Marik jolted, his head snapping up to look at the voice's owner. Shadows obscured his face so it was barely visible in the muted light, and his eyes widened with the apprehension of someone suffering from a guilty conscious. His shoulders tensed with fear of being caught as Rishid's warning echoed across the spacious chamber, and he glanced back at the tall teenager standing in the corridor, lit by a flickering torch.

Sighing in relief when he realized it was only his brother, Marik glanced back down and resumed trailing his fingers across the ancient tablet. He frowned slightly as they brushed over the Pharaoh, and his nails scraped angrily across the man's stone features. He'd spent the last eleven years confined to the underground, sacrificing any life of his own to wait for the dead king's return.

The scowl transformed into a curious stare; however, as his fingers moved to the man carved next to him.

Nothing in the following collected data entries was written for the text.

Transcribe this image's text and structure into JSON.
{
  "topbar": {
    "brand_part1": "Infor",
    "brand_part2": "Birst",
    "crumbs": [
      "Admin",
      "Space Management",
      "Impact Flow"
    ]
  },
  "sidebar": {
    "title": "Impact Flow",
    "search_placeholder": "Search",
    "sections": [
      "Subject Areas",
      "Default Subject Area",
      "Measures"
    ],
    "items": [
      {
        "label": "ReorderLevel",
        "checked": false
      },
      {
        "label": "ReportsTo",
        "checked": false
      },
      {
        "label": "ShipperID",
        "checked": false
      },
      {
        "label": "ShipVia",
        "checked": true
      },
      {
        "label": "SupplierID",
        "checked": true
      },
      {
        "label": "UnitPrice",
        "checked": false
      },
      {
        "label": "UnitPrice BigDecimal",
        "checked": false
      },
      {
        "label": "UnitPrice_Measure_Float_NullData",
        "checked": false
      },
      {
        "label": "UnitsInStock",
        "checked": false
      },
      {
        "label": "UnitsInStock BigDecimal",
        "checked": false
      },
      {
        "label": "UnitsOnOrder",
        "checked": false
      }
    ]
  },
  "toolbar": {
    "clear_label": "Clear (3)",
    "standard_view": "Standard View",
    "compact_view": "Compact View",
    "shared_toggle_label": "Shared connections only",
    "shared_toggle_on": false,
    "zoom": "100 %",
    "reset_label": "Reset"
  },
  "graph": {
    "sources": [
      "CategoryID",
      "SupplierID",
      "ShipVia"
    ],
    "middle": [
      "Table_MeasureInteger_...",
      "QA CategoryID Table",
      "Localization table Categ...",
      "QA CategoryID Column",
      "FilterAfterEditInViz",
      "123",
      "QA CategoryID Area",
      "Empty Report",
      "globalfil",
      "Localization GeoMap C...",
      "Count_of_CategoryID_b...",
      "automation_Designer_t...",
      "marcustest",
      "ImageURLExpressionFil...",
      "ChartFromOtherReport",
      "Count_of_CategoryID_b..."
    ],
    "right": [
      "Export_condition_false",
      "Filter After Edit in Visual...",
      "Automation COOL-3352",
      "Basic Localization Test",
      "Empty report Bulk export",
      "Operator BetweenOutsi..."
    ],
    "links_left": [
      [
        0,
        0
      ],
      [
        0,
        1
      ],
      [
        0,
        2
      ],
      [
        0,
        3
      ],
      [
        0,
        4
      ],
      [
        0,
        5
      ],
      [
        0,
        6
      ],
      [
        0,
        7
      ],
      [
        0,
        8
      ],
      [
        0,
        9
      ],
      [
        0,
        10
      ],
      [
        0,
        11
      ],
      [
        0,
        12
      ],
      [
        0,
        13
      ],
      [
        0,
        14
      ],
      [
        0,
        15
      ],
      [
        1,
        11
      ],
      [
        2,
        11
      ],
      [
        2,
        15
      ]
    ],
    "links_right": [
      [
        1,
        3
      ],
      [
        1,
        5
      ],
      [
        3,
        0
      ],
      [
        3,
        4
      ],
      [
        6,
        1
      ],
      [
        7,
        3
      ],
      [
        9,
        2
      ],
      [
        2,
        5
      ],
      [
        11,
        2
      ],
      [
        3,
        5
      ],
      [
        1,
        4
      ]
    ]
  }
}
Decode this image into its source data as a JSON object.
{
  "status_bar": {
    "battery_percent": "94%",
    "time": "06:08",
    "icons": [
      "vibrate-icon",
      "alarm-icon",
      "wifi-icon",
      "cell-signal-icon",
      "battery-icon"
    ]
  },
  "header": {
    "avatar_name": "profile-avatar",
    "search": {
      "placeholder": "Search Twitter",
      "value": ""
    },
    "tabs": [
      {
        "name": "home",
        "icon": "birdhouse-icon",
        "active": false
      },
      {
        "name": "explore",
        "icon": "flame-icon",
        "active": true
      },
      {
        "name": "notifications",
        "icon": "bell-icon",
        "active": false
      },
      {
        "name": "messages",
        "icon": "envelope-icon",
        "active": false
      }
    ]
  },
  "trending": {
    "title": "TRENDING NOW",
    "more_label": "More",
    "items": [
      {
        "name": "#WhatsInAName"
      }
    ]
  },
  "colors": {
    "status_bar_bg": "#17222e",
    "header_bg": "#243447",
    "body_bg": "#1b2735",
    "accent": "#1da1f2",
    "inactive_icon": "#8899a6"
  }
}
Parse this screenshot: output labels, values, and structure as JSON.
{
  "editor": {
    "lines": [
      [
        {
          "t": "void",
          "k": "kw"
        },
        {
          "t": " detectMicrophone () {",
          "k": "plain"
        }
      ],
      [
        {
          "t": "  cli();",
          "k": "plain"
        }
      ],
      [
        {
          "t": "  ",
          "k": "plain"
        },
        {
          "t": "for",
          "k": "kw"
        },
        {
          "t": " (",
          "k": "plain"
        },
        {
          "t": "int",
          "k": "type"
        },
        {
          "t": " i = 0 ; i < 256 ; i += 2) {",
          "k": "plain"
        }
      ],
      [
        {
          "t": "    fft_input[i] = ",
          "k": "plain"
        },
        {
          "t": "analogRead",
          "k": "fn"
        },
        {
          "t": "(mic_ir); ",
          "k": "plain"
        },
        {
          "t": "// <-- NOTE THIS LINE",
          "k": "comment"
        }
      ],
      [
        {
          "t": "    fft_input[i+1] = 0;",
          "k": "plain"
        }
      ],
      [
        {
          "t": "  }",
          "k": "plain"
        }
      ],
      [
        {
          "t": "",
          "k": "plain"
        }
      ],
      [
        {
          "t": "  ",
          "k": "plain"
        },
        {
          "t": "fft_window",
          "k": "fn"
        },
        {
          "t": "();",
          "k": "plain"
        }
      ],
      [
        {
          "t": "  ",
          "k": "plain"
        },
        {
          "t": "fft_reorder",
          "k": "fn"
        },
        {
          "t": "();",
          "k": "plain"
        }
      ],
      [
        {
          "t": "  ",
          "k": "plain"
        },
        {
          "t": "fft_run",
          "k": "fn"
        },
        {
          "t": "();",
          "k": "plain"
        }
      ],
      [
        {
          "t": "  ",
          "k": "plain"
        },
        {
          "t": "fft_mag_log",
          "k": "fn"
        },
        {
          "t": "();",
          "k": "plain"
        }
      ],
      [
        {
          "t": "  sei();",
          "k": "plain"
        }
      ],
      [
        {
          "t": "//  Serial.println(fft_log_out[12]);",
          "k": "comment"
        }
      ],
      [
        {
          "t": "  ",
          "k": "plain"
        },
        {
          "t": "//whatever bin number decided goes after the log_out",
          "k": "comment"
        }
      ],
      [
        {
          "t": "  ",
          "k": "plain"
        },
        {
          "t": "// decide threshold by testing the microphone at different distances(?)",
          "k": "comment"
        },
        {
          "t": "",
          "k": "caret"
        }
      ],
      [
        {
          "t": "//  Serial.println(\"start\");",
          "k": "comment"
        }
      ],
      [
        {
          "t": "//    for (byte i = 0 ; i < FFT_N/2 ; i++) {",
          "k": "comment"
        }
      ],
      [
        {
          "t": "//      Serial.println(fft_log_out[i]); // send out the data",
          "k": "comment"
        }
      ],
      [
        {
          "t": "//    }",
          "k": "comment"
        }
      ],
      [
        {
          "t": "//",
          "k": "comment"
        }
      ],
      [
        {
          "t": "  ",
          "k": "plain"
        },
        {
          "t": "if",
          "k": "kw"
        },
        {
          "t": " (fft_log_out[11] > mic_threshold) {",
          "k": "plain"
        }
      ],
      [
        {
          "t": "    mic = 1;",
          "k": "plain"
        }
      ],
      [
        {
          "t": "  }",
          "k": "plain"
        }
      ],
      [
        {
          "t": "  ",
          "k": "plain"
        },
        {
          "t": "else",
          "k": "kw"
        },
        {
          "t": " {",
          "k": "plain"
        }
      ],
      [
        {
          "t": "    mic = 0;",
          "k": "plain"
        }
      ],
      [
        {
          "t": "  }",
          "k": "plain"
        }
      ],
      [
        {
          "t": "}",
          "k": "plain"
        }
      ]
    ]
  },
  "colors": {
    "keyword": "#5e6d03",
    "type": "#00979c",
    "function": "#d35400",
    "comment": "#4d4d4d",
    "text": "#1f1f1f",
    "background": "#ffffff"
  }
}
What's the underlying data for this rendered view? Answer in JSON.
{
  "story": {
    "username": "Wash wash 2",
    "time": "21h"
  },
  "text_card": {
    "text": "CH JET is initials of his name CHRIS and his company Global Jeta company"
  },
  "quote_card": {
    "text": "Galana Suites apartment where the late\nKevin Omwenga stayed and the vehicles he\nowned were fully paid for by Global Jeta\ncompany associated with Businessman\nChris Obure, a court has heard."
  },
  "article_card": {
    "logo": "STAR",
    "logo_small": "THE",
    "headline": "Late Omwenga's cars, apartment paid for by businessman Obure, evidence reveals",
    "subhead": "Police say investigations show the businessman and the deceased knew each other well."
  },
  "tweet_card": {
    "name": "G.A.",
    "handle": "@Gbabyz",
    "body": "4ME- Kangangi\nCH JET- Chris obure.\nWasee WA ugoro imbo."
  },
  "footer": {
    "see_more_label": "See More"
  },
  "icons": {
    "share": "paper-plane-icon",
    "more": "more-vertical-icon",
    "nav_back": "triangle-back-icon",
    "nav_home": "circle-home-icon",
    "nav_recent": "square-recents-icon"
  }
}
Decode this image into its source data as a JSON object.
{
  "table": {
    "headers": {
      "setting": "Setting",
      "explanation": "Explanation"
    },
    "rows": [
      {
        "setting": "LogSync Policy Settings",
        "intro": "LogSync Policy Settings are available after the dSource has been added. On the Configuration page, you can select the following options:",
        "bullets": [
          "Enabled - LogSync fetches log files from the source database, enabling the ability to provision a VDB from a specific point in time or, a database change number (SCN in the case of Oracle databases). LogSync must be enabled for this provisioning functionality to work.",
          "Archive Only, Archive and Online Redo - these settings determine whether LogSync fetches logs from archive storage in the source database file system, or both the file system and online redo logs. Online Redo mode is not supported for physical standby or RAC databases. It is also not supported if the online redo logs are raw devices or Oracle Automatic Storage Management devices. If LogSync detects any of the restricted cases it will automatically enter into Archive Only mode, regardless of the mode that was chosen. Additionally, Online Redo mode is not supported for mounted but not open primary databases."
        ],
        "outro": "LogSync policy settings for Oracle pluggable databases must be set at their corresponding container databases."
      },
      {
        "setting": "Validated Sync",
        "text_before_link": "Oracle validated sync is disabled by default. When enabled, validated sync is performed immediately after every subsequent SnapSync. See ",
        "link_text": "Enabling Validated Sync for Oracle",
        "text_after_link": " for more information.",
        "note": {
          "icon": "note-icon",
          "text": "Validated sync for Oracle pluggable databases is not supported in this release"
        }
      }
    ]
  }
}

"Tell me the story about the priest, brother?" Marik asked, ignoring the words of caution and stubbornly maintaining his cross-legged position in front of the tablet.

Lowering his hands to trace the uneven stone floor, he jumped when a black spider darted over his fingers. His lips pulled down into a pout, but he clenched his fist in his lap, squinting in the dim light of the underground. The priest's Millennium Rod caught his attention, and he smiled slightly as he peered down at it with admiration. Sometimes in secret, he used an unlit torch as his own imaginary staff, wielding the stick as he pretended to be his favorite hero.

"Again?" the servant asked, walking across the chamber to look over the smaller boy's shoulders. "We should not dawdle here, unless you have your father's permission."

The young tombkeeper glanced up from the tablet, his mouth turned down in a silent plea. He knew the story by heart, but he liked it best when Rishid told the tale.

His brother sighed at the obstinate response, but kneeled down next to him, placing his large hand on the carving over his brother's smaller one. Marik grinned, knowing his companion did not understand why he idolized the ancient priest, but also knowing that the teen would humor him regardless.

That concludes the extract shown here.